I had anticipated the long journey. I checked with the company who was giving the seminar to make sure a laptop was not necessary for the class. I wanted to travel light. No laptop, no briefcase, just a small handbag containing my Blackberry for email along with the usual stuff we women can’t go anywhere without. I also needed something to read on the train. The Gardener's Year, the March selection for the Garden Bloggers' Book Club was the perfect size to fit into my purse.

It is also the perfect topic for a gardener, unable to garden due to weather and working conditions. It is the perfect format for a commuter. The chapters are short and each can stand on their own. The author's lighthearted look at the wonders and disasters of gardening kept a smile on my face despite the cold and long hours.
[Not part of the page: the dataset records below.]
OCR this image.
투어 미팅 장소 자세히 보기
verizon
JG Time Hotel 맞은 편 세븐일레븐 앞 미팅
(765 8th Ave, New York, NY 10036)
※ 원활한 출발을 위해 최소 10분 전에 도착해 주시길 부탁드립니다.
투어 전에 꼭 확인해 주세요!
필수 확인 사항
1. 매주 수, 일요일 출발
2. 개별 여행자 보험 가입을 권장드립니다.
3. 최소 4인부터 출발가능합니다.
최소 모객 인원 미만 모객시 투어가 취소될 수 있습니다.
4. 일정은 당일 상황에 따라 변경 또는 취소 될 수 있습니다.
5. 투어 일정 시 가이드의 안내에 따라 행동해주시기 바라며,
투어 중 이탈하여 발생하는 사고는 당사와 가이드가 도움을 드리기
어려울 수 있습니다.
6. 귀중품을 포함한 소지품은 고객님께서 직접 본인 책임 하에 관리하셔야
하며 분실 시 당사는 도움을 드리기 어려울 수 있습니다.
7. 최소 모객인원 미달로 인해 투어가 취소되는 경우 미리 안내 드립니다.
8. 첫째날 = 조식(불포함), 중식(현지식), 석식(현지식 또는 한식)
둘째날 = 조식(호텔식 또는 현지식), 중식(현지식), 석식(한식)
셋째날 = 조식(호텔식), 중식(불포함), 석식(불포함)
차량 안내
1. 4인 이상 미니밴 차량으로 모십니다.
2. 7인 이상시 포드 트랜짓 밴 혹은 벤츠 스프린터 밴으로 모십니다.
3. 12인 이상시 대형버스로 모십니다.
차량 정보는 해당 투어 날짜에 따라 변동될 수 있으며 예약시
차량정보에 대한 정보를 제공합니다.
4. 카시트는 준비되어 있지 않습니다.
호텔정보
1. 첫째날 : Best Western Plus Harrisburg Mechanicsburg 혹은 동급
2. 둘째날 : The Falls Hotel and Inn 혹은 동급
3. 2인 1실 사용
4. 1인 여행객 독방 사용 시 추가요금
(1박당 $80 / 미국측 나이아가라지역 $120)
I was particularly struck by his assertion that a gardener's spring is actually in the fall. How true! How many hundreds of bulbs did I plant last fall? How many perennials divided, planted and transplanted? Fall is the time to rectify mistakes. Plants are moved. Beds are re-arranged or even created. Wishlists are begun of plants, seeds and bulbs in anticipation of the catalogs that will be overflowing my mailbox during the winter months. I have always thought of the fall as the end of the growing season. It's not. It's full of beginnings not endings.

4 Comments:

At 12:30 PM, Blogger Rosengeranium said...

Reading is equal to gardening in my world. I have to look up Garden Bloggers' Book Club.

 
At 6:39 PM, Blogger Carol Michel said...

Old Roses... you are the first to post a review. Thank you! I'm not quite finished reading it, but what I've read so far, I like.

Carol

 
At 8:16 PM, Anonymous Anonymous said...

Old Roses, I loved this post -- you're right -- this was the perfect tome to carry on a subway train. I meant to come by and comment when you posted it, but this is one of the things that makes the book club so fun -- there's the round-up post at the end of the month.

Since I'm almost exclusively a veggie gardener, it's hard for me to think of Fall as a beginning. But I think this year, I might aim for a little shift in perspective.

:-) Genie

 
At 10:55 AM, Blogger kate said...

This was such a good read. The comment about autumn beginning with the fading of the first snowdrop was a novel way of looking at things.

I enjoyed the book for the range of emotions it brought out in me ... and how gardeners share many characteristics in common no matter the century.